The first part of our four and a
half hour ride home from Saint Louis was in complete silence. Tears just flowed from both of our
eyes. We both had the thoughts going through our heads about how bleak and
hopeless our future had become. The “good life” did not matter
anymore. I remember thinking “How are we
going to deal with and endure what was before us.” Seriously, we were
just given news that was worse than a death sentence. It was like someone
saying "I have bad news and no good news, your lives are about to be
destroyed and your suffering is going to last for years. It is going to
affect your marriage, your children, your friends, your job, your neighbors, your
finances, and well pretty much everything.
And by the way, there is no hope and there is nothing you or anyone else
can do about it, welcome to hell."
The silence finally broke after a
couple hours. Carri and I both agreed
God was in control. We knew we had two choices. The first choice
was to surrender to Huntington's disease letting our lives be destroyed and the
other was to surrender it all to God. I do not remember my exact words,
but I know I have said this before, "Huntington's does not have to be a
monster, and our God is bigger than this. If God has allowed it, then He
will be glorified through it if we are willing to surrender to Him."

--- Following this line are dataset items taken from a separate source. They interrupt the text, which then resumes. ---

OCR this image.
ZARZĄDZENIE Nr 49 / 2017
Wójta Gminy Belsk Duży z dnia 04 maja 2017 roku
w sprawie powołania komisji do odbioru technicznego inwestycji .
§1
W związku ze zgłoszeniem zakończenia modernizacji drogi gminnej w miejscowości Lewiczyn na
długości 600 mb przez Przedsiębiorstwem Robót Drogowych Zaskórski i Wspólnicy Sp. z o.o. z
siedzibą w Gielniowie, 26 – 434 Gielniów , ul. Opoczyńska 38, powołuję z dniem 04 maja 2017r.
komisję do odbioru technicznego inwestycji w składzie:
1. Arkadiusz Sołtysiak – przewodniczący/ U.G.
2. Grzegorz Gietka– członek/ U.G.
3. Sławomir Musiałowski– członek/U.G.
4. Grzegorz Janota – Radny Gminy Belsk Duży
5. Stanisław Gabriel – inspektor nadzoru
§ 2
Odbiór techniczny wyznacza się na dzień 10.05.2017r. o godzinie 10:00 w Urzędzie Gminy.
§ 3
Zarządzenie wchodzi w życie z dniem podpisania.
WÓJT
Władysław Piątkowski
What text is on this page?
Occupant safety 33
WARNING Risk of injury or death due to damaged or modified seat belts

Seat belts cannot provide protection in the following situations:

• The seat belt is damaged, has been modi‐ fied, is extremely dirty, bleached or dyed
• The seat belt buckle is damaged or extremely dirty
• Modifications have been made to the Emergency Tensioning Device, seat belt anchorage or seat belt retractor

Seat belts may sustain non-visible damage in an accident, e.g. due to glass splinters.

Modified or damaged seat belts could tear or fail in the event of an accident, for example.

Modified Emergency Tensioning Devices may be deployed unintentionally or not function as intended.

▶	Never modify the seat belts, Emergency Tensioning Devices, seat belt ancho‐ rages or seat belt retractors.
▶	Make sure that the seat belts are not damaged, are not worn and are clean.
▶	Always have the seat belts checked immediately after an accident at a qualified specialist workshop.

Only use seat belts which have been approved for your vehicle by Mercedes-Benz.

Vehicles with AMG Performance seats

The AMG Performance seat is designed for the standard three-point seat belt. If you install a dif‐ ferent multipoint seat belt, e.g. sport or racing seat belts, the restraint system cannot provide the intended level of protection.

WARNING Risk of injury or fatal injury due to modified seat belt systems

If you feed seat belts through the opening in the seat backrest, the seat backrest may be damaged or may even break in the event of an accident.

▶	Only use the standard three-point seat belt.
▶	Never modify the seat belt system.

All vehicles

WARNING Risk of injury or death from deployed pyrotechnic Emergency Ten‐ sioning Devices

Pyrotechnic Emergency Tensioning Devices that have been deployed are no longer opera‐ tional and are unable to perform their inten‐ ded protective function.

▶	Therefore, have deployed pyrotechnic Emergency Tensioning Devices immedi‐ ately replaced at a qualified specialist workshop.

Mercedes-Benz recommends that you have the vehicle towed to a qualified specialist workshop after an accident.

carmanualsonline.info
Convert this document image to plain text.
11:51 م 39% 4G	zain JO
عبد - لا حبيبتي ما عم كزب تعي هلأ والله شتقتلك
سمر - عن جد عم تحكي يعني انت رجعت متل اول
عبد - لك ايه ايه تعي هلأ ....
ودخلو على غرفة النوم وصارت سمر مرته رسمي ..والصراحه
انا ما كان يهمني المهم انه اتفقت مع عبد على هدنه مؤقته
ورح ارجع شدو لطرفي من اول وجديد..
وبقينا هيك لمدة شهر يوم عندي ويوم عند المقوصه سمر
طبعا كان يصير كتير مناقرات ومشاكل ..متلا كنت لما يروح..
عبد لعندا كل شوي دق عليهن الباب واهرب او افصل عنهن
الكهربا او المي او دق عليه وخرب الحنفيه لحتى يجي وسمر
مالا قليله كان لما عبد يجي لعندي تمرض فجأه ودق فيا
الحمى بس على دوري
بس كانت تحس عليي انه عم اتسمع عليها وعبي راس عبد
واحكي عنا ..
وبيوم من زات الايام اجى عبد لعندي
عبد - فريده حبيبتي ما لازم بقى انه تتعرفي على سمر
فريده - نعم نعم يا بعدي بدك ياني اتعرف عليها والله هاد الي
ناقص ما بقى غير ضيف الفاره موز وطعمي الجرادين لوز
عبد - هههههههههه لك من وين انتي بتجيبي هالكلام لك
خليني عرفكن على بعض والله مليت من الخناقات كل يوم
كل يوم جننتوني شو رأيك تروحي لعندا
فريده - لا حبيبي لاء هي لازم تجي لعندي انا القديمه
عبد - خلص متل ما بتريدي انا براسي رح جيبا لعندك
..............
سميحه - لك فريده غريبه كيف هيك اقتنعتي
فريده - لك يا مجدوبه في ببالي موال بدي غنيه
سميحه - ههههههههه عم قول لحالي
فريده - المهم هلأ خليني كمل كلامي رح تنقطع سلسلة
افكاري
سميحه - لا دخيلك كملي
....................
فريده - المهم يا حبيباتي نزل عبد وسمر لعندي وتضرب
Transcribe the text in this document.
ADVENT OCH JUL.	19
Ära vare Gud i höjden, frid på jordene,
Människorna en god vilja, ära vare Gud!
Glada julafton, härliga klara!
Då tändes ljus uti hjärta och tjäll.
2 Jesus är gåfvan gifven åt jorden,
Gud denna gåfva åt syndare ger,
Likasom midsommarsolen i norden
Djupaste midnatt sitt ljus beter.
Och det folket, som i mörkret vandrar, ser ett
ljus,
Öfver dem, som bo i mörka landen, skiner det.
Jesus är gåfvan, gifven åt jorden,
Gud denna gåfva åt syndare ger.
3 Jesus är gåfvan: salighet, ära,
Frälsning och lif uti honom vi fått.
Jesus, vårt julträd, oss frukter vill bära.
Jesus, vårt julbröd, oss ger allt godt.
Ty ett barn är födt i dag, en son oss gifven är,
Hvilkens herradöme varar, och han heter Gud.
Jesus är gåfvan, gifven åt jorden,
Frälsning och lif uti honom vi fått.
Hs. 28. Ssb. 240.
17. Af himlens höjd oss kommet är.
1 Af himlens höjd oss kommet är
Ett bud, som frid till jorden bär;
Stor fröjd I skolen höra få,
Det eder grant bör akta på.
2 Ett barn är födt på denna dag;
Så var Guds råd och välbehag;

We could no longer live a lukewarm
faith just simply going through the motions of religion being complacent with
where we were in our relationship and dependence on God. It was not going
to work, not for this. We prayed and that day we both made a covenant
with God. Our covenant was this, we surrender our all so that you can be
glorified through us, let our lives be the proof and evidence of your
love. Use us to reach others so that they may come to know you as well. We know that true hopelessness only exists
apart from you.
You see by the world's and by
medical standards, our lives are without hope. There is absolutely
nothing anyone, any medicine, or any treatment can do. Nothing can make
any of it better or tolerable. But by the grace of God, He can. As
I write this story, it has been nearly seven years since Carri was diagnosed
with this dreaded disease. In those years, God has taken us to places we
never would have imagined. I can honestly say that we are blessed because
of Huntington’s Chorea disease. Sure we have our hard times and
challenges, but God has magnified Himself in and through us in ways I had never
thought possible. Spiritually, we both have been on fire since that
day. God has given us a passion and a hope that just refuses to burn
out. God has taken our hopeless curse and turned it into a blessing. He is showing the world who He really is
because of it. In the days to come I will be sharing more about what God
has done since that time.
Please allow God to use us to
encourage you, not matter what you are facing. His HOPE is real and
true. Feel free to message me or even send an email. Our desire is
that we can share with others what God has done for us so that they will find
the same living hope we have.
the picture is Carri sharing her testimony about Huntington's disease in Nicaragua, 2011.
John
9:3
"Neither this man nor his parents sinned," said Jesus, "but this
happened so that the work of God might be displayed in his life.
May
My Life Be the Proof and Evidence of Christ’s Love!